Menghabiskan waktu bersama tidak lengkap jika tidak berfoto untuk mengabadikan momen hari ini agar bisa kita kenang dan kita ceritakan ke anak cucu kita nanti. Barangkali, kita nanti tidak lagi bertetangga dan sudah sibuk dengan kehidupan masing-masing. Setidaknya, foto ini bisa menjadi saksi kita di kala nanti. Kami berempat berswafoto dengan berbagai macam gaya. Ada juga saat di mana Heri berubah menjadi tukang foto aku, Mbak Indah, dan Mimin. Dia memang suka sekali memotret.
Melihat gelas yang hanya menyisakan tetes-tetes terakhir dan piring-piring yang telah kosong melompong, Mbak Indah pun mengajak kami pulang. “Pulang yuk, udah jam setengah sembilan nih. Belum beresin barang bawaan juga aku hehe. Ini uangku udah pas.”
Mbak Indah mengumpulkan uang ke tengah meja untuk membayar pesananannya. Mimin dan Heri juga menghitung biaya pesanannya dan turut mengumpulkan uang ke tengah meja.
“Aku kembali lima ribu. Aku ambil kembaliannya ini ya.” Mimin meletakkan uang tiga puluh ribu, lalu mengambil lima ribuan dari kumpulan uang tersebut.
“Aku tadi habis berapa ya. Yaudah nanti aku aja deh yang bayar biar tinggal nambahi kurangnya aja.” Aku mengambil uang yang telah terkumpul, menghitung dan meluruskannya.
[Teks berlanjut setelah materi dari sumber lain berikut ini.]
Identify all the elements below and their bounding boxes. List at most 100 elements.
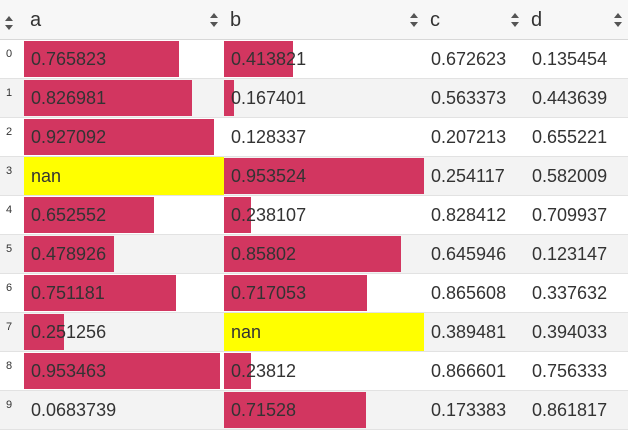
table-cell-a: nan [24, 157, 224, 195]
column-header-b[interactable]: b [224, 0, 424, 39]
table-cell-c: 0.865608 [424, 274, 525, 312]
sort-arrows-icon[interactable] [614, 13, 622, 27]
table-cell-c: 0.828412 [424, 196, 525, 234]
cell-value: 0.478926 [31, 244, 107, 264]
data-bar [24, 119, 214, 155]
data-bar [24, 353, 220, 389]
table-cell-a: 0.927092 [24, 118, 224, 156]
cell-value: 0.826981 [31, 88, 107, 108]
table-cell-d: 0.861817 [525, 391, 628, 429]
row-index: 0 [6, 48, 13, 60]
cell-value: 0.71528 [231, 400, 297, 420]
cell-value: 0.23812 [231, 361, 297, 381]
data-bar [224, 158, 424, 194]
row-index: 7 [6, 321, 13, 333]
table-cell-a: 0.765823 [24, 40, 224, 78]
cell-value: 0.756333 [532, 361, 608, 381]
cell-value: 0.927092 [31, 127, 107, 147]
cell-value: 0.953463 [31, 361, 107, 381]
cell-value: 0.709937 [532, 205, 608, 225]
data-bar [224, 80, 234, 116]
cell-value: 0.254117 [431, 166, 505, 186]
table-cell-c: 0.173383 [424, 391, 525, 429]
sort-arrows-icon[interactable] [410, 13, 418, 27]
cell-value: 0.563373 [431, 88, 507, 108]
cell-value: 0.394033 [532, 322, 608, 342]
column-header-d[interactable]: d [525, 0, 628, 39]
row-index: 5 [6, 243, 13, 255]
row-index: 9 [6, 399, 13, 411]
table-cell-c: 0.672623 [424, 40, 525, 78]
table-row: 1 0.826981 0.167401 0.563373 0.443639 [0, 79, 628, 118]
data-bar [24, 41, 179, 77]
table-row: 5 0.478926 0.85802 0.645946 0.123147 [0, 235, 628, 274]
column-header-a[interactable]: a [24, 0, 224, 39]
cell-value: 0.582009 [532, 166, 608, 186]
table-cell-d: 0.655221 [525, 118, 628, 156]
data-bar [224, 353, 251, 389]
table-cell-b: 0.71528 [224, 391, 424, 429]
cell-value: 0.167401 [231, 88, 307, 108]
table-cell-d: 0.337632 [525, 274, 628, 312]
row-index: 2 [6, 126, 13, 138]
cell-value: nan [231, 322, 262, 342]
cell-value: 0.238107 [231, 205, 307, 225]
cell-value: 0.828412 [431, 205, 507, 225]
cell-value: 0.337632 [532, 283, 608, 303]
data-bar [24, 275, 176, 311]
table-cell-a: 0.0683739 [24, 391, 224, 429]
table-cell-d: 0.394033 [525, 313, 628, 351]
table-cell-c: 0.254117 [424, 157, 525, 195]
cell-value: 0.207213 [431, 127, 507, 147]
table-cell-b: 0.953524 [224, 157, 424, 195]
table-cell-a: 0.953463 [24, 352, 224, 390]
cell-value: 0.861817 [532, 400, 608, 420]
data-bar [24, 236, 114, 272]
cell-value: 0.173383 [431, 400, 507, 420]
column-header-label: b [230, 9, 242, 31]
cell-value: nan [31, 166, 62, 186]
index-header[interactable] [0, 0, 24, 39]
table-cell-b: 0.128337 [224, 118, 424, 156]
table-row: 8 0.953463 0.23812 0.866601 0.756333 [0, 352, 628, 391]
table-cell-b: 0.238107 [224, 196, 424, 234]
data-bar [224, 275, 367, 311]
cell-value: 0.865608 [431, 283, 507, 303]
data-bar [224, 392, 366, 428]
table-cell-d: 0.443639 [525, 79, 628, 117]
table-cell-b: 0.85802 [224, 235, 424, 273]
nan-highlight [24, 157, 224, 195]
table-cell-d: 0.709937 [525, 196, 628, 234]
table-cell-b: 0.413821 [224, 40, 424, 78]
table-cell-c: 0.207213 [424, 118, 525, 156]
table-row: 0 0.765823 0.413821 0.672623 0.135454 [0, 40, 628, 79]
table-row: 7 0.251256 nan 0.389481 0.394033 [0, 313, 628, 352]
table-header: a b c d [0, 0, 628, 40]
table-cell-c: 0.645946 [424, 235, 525, 273]
cell-value: 0.655221 [532, 127, 608, 147]
table-cell-b: 0.717053 [224, 274, 424, 312]
sort-arrows-icon[interactable] [511, 13, 519, 27]
data-bar [224, 236, 401, 272]
column-header-c[interactable]: c [424, 0, 525, 39]
table-cell-b: 0.167401 [224, 79, 424, 117]
row-index: 8 [6, 360, 13, 372]
cell-value: 0.128337 [231, 127, 307, 147]
table-cell-d: 0.123147 [525, 235, 628, 273]
table-cell-a: 0.251256 [24, 313, 224, 351]
cell-value: 0.413821 [231, 49, 307, 69]
sort-arrows-icon[interactable] [5, 16, 13, 30]
column-header-label: a [30, 9, 42, 31]
cell-value: 0.953524 [231, 166, 307, 186]
table-row: 4 0.652552 0.238107 0.828412 0.709937 [0, 196, 628, 235]
row-index: 6 [6, 282, 13, 294]
table-cell-b: nan [224, 313, 424, 351]
sort-arrows-icon[interactable] [210, 13, 218, 27]
table-cell-c: 0.389481 [424, 313, 525, 351]
cell-value: 0.389481 [431, 322, 507, 342]
table-cell-c: 0.866601 [424, 352, 525, 390]
cell-value: 0.123147 [532, 244, 608, 264]
table-cell-d: 0.135454 [525, 40, 628, 78]
column-header-label: d [531, 9, 543, 31]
“Yaudah yuk. Nanti ibunya Heri marah-marah lagi. Kan anak kesayangan.” Aku nyeletuk.
“Iya, masih ingat banget pas kita main petak umpet waktu kecil. Baru juga jam delapan, ibunya udah nyariin nyuruh dia pulang. Hahaha....” Mimin menimpali.
“Padahal anak cowok lo.” Aku terus menggoda Heri.
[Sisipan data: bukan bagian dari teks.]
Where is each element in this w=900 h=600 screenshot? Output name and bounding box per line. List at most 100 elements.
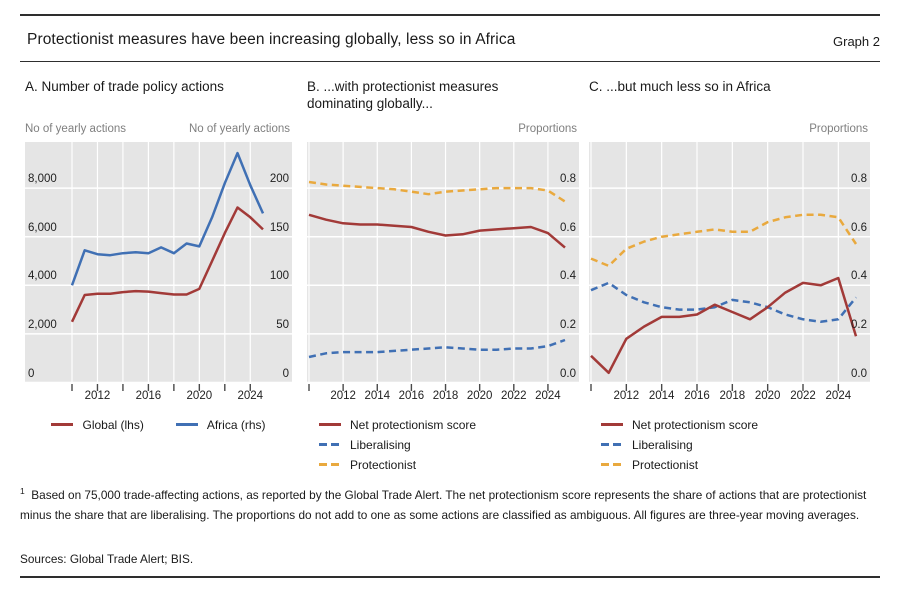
chart-canvas	[589, 142, 870, 391]
y-axis-label-right: 0.8	[560, 173, 576, 186]
legend-label: Liberalising	[632, 437, 693, 452]
footnote: 1 Based on 75,000 trade-affecting action…	[20, 481, 882, 525]
panel-a-plot: 0 2,000 4,000 6,000 8,000 0 50 100 150 200 2012 201…	[25, 142, 292, 402]
y-axis-label-right: 0	[282, 367, 289, 380]
x-axis-label: 2020	[466, 390, 493, 402]
series-line-liberalising	[590, 281, 857, 324]
y-axis-label-right: 150	[269, 221, 289, 234]
x-axis-label: 2020	[186, 390, 213, 402]
x-axis-label: 2024	[237, 390, 264, 402]
y-axis-label-right: 100	[269, 270, 289, 283]
series-line-protectionist	[308, 180, 566, 203]
x-axis-label: 2012	[330, 390, 356, 402]
x-axis-label: 2016	[135, 390, 162, 402]
left-axis-unit: No of yearly actions	[25, 123, 126, 135]
legend-label: Liberalising	[350, 437, 411, 452]
y-axis-label-left: 2,000	[28, 318, 57, 331]
panel-c-plot: 0.0 0.2 0.4 0.6 0.8 2012 2014 2016 2018 2020 2022 2…	[589, 142, 870, 402]
dashed-line-swatch-icon	[601, 463, 623, 466]
series-line-global-lhs	[70, 206, 264, 323]
x-axis-label: 2016	[684, 390, 710, 402]
chart-canvas	[307, 142, 579, 391]
y-axis-label-right: 0.4	[851, 270, 867, 283]
right-axis-unit: Proportions	[809, 123, 868, 135]
panel-c-axis-units: Proportions	[589, 123, 870, 138]
y-axis-label-right: 0.4	[560, 270, 576, 283]
x-axis-label: 2020	[754, 390, 781, 402]
legend-item-liberalising: Liberalising	[319, 436, 579, 453]
right-axis-unit: No of yearly actions	[189, 123, 290, 135]
series-line-net-protectionism-score	[590, 276, 858, 375]
sources-line: Sources: Global Trade Alert; BIS.	[20, 552, 194, 566]
legend-item-net-protectionism-score: Net protectionism score	[319, 416, 579, 433]
solid-line-swatch-icon	[319, 423, 341, 426]
y-axis-label-right: 0.6	[851, 221, 867, 234]
panel-b: B. ...with protectionist measures domina…	[307, 78, 579, 498]
y-axis-label-right: 50	[276, 318, 289, 331]
x-axis-label: 2022	[790, 390, 816, 402]
panel-b-plot: 0.0 0.2 0.4 0.6 0.8 2012 2014 2016 2018 2020 2022 2…	[307, 142, 579, 402]
panel-c: C. ...but much less so in Africa Proport…	[589, 78, 870, 498]
solid-line-swatch-icon	[175, 423, 198, 426]
panel-a-title: A. Number of trade policy actions	[25, 79, 224, 94]
y-axis-label-right: 0.2	[560, 318, 576, 331]
dashed-line-swatch-icon	[319, 463, 341, 466]
panel-c-title: C. ...but much less so in Africa	[589, 79, 771, 94]
legend-item-net-protectionism-score: Net protectionism score	[601, 416, 870, 433]
legend-label: Net protectionism score	[632, 417, 759, 432]
x-axis-label: 2014	[364, 390, 391, 402]
legend-label: Net protectionism score	[350, 417, 477, 432]
solid-line-swatch-icon	[601, 423, 623, 426]
legend-label: Africa (rhs)	[206, 417, 266, 432]
legend-item-liberalising: Liberalising	[601, 436, 870, 453]
footnote-marker: 1	[20, 486, 25, 496]
y-axis-label-left: 6,000	[28, 221, 57, 234]
x-axis-label: 2014	[648, 390, 675, 402]
x-axis-label: 2024	[825, 390, 852, 402]
legend-item-protectionist: Protectionist	[319, 456, 579, 473]
panel-b-legend: Net protectionism score Liberalising Prote…	[307, 416, 579, 473]
y-axis-label-left: 0	[28, 367, 35, 380]
y-axis-label-right: 0.0	[560, 367, 576, 380]
panel-a-axis-units: No of yearly actions No of yearly action…	[25, 123, 292, 138]
figure-title: Protectionist measures have been increas…	[27, 31, 516, 48]
graph-number-label: Graph 2	[833, 34, 880, 49]
legend-label: Global (lhs)	[82, 417, 144, 432]
panel-a-legend: Global (lhs) Africa (rhs)	[25, 416, 292, 433]
y-axis-label-right: 0.2	[851, 318, 867, 331]
panel-b-axis-units: Proportions	[307, 123, 579, 138]
panel-a: A. Number of trade policy actions No of …	[25, 78, 292, 498]
dashed-line-swatch-icon	[319, 443, 341, 446]
series-line-liberalising	[308, 338, 566, 359]
series-line-protectionist	[590, 213, 858, 268]
x-axis-label: 2018	[719, 390, 746, 402]
x-axis-label: 2012	[613, 390, 640, 402]
title-divider-rule	[20, 61, 880, 62]
series-line-africa-rhs	[70, 151, 265, 286]
chart-canvas	[25, 142, 292, 391]
legend-item-protectionist: Protectionist	[601, 456, 870, 473]
right-axis-unit: Proportions	[518, 123, 577, 135]
panel-b-title: B. ...with protectionist measures domina…	[307, 79, 499, 111]
series-line-net-protectionism-score	[308, 213, 566, 249]
legend-label: Protectionist	[350, 457, 417, 472]
y-axis-label-left: 4,000	[28, 270, 57, 283]
footnote-text: Based on 75,000 trade-affecting actions,…	[20, 487, 867, 522]
x-axis-label: 2022	[501, 390, 527, 402]
legend-item-africa-rhs: Africa (rhs)	[175, 416, 266, 433]
dashed-line-swatch-icon	[601, 443, 623, 446]
y-axis-label-right: 0.6	[560, 221, 576, 234]
y-axis-label-right: 200	[269, 173, 289, 186]
legend-item-global-lhs: Global (lhs)	[51, 416, 144, 433]
panel-c-legend: Net protectionism score Liberalising Prote…	[589, 416, 870, 473]
solid-line-swatch-icon	[51, 423, 74, 426]
x-axis-label: 2024	[535, 390, 561, 402]
y-axis-label-right: 0.0	[851, 367, 867, 380]
x-axis-label: 2016	[398, 390, 425, 402]
bottom-rule	[20, 576, 880, 578]
x-axis-label: 2018	[432, 390, 459, 402]
legend-label: Protectionist	[632, 457, 699, 472]
x-axis-label: 2012	[84, 390, 111, 402]
y-axis-label-left: 8,000	[28, 173, 57, 186]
“Jadi pulang nggak nih?” Heri beranjak dari duduknya agar percakapan itu segera usai memojokkannya.
Ibunya memang sangat protektif. Jika sampai malam dia belum pulang, ibunya akan mencarinya sampai ketemu. Ketika sudah dicari belum ketemu juga, ibunya akan mencari temannya dan meminta tolong untuk menghubungi Heri agar segera pulang.
Kami bertiga pun ikut beranjak. Sambil berjalan menuruni tangga, aku mendengar Mimin menanyai Mbak Indah.
“Besok balik jam berapa, Mbak?”
“Aku naik travel yang sore, sekitar jam empat. Lumayan minggu pagi sampai siang masih bisa di rumah. Lagian, seninnya aku kelas siang jadi udah nggak capek perjalanan.”
“Emangnya sampainya jam berapa sih, Mbak?” Heri ikut bertanya.
“Jam sepuluh sampai sebelasan malam lah sampai depan kos.”
Mereka melanjutkan langkah menuju parkiran, sementara aku berbelok menuju kasir. “Her, tungguin dong.” Aku menarik kemeja Heri yang tidak dikancingkan.
Heri pun berhenti dan menungguku tidak jauh dari kasir, tanpa banyak argumen.
“Udah?” Heri menanyaiku setelah membalikkan badan dari kasir.
“Udah, yuk pulang.”
***
Di perjalanan pulang, kami pun mengobrol, membahas segala hal yang sebenarnya tidak penting. Akan tetapi, asyik untuk diperbincangan, apalagi kita selalu nyambung kalau ngobrol.
“Besok kamu mau ke mana, An?”
“Ha apa?” Aku mendekatkan kepala ke samping kepala Heri agar mendengar suaranya dengan jelas.
“Besok mau ke mana?”
“Em, tidur sampai siang aja sih, hehe....”
“Nggak ada agenda mau ke mana kek gitu atau ngapain gitulah?”